Same as Fig. 3, but for ${}^{208}\mathrm{Pb}$.

Figure 5

Temperature $T$ as a function of the excitation energy per particle, $E^{*}/A$ (caloric curve), for ${}^{56}\mathrm{Fe},{}^{112}\mathrm{Sn},{}^{150}\mathrm{Sm}$, and ${}^{208}\mathrm{Pb}$ obtained using four different RMF parametrizations.

Figure 6

Symmetry energy coefficient $a_{\mathrm{sym}}$ as a function of $Z_1$ for $A=56$ and $A=208$ at $T=0$, 4, and 8 MeV obtained using the TM1 parametrization. The nuclear pair used for calculating $a_{\mathrm{sym}}$ is chosen to be ($A,Z_1$) and ($A,Z_1-2$). The results extracted from uncharged nuclei (without Coulomb) are compared with those calculated from charged nuclei by subtracting the Coulomb energy (with Coulomb).

Figure 7

Same as Fig. 6, but for the FSU parametrization.

Figure 8

Temperature dependence of $a_{\mathrm{sym}}$ for ${}^{56}\mathrm{Fe},{}^{112}\mathrm{Sn},{}^{150}\mathrm{Sm}$, and ${}^{208}\mathrm{Pb}$ obtained using the TM1 parametrization.
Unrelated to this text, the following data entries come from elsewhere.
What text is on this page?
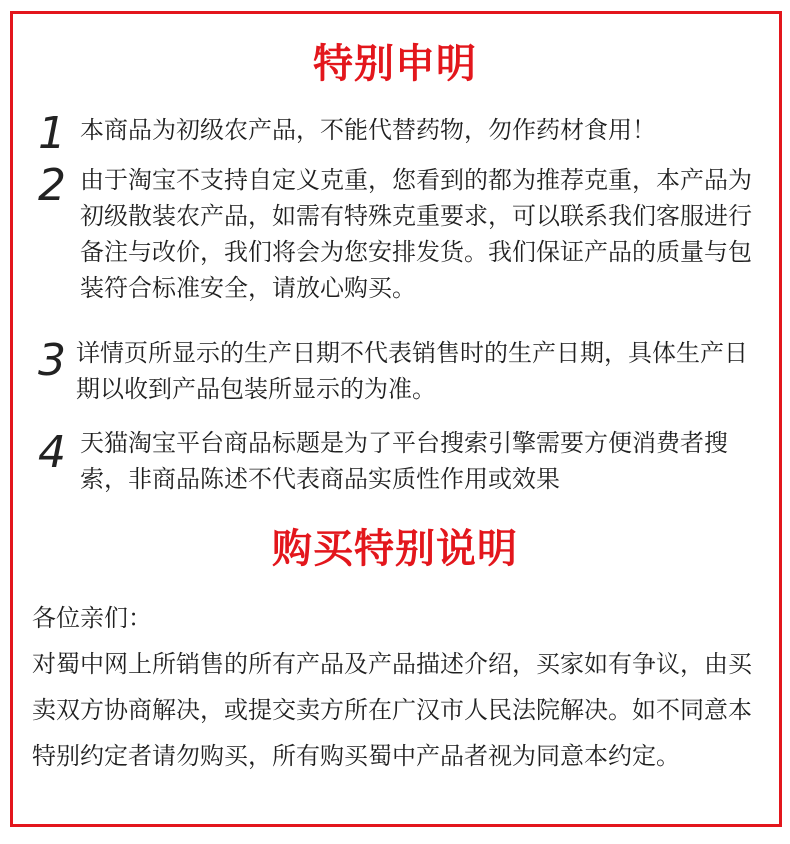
特别申明
1 本商品为初级农产品，不能代替药物，勿作药材食用！
2 由于淘宝不支持自定义克重，您看到的都为推荐克重，本产品为初级散装农产品，如需有特殊克重要求，可以联系我们客服进行备注与改价，我们将会为您安排发货。我们保证产品的质量与包装符合标准安全，请放心购买。
3 详情页所显示的生产日期不代表销售时的生产日期，具体生产日期以收到产品包装所显示的为准。
4 天猫淘宝平台商品标题是为了平台搜索引擎需要方便消费者搜索，非商品陈述不代表商品实质性作用或效果
购买特别说明
各位亲们：
对蜀中网上所销售的所有产品及产品描述介绍，买家如有争议，由买卖双方协商解决，或提交卖方所在广汉市人民法院解决。如不同意本特别约定者请勿购买，所有购买蜀中产品者视为同意本约定。
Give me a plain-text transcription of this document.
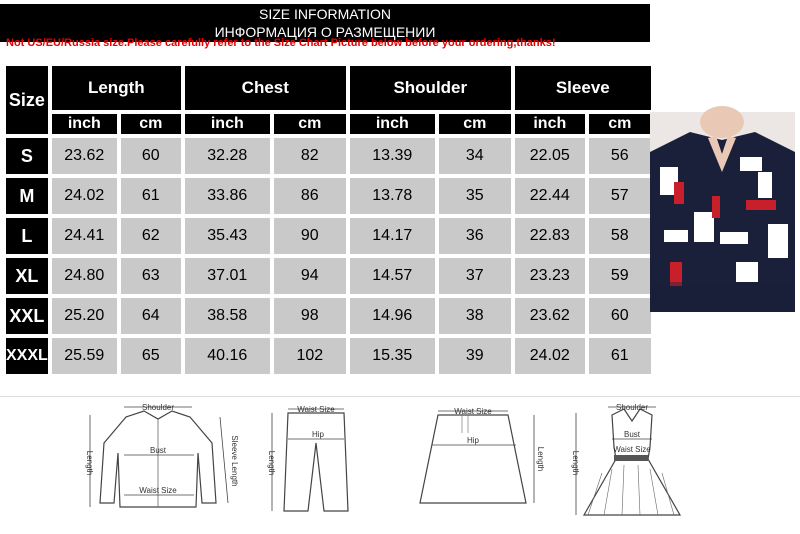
SIZE INFORMATION
ИНФОРМАЦИЯ О РАЗМЕЩЕНИИ
Not US/EU/Russia size.Please carefully refer to the Size Chart Picture below before your ordering,thanks!
Size	Length		Chest		Shoulder		Sleeve	
	inch	cm	inch	cm	inch	cm	inch	cm
S	23.62	60	32.28	82	13.39	34	22.05	56
M	24.02	61	33.86	86	13.78	35	22.44	57
L	24.41	62	35.43	90	14.17	36	22.83	58
XL	24.80	63	37.01	94	14.57	37	23.23	59
XXL	25.20	64	38.58	98	14.96	38	23.62	60
XXXL	25.59	65	40.16	102	15.35	39	24.02	61
Shoulder
Bust
Waist Size
Length	Sleeve Length
Waist Size
Hip
Length
Waist Size
Hip
Length
Shoulder
Bust
Waist Size
Length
The results obtained from uncharged nuclei (without Coulomb) are compared with those calculated from charged nuclei by subtracting the Coulomb energy (with Coulomb).

Figure 9

Same as Fig. 8, but for the FSU parametrization.

Figure 10

Temperature dependence of $a_{\mathrm{sym}}$ calculated from uncharged nuclei for ${}^{56}\mathrm{Fe},{}^{112}\mathrm{Sn},{}^{150}\mathrm{Sm}$, and ${}^{208}\mathrm{Pb}$ with four different RMF parametrizations.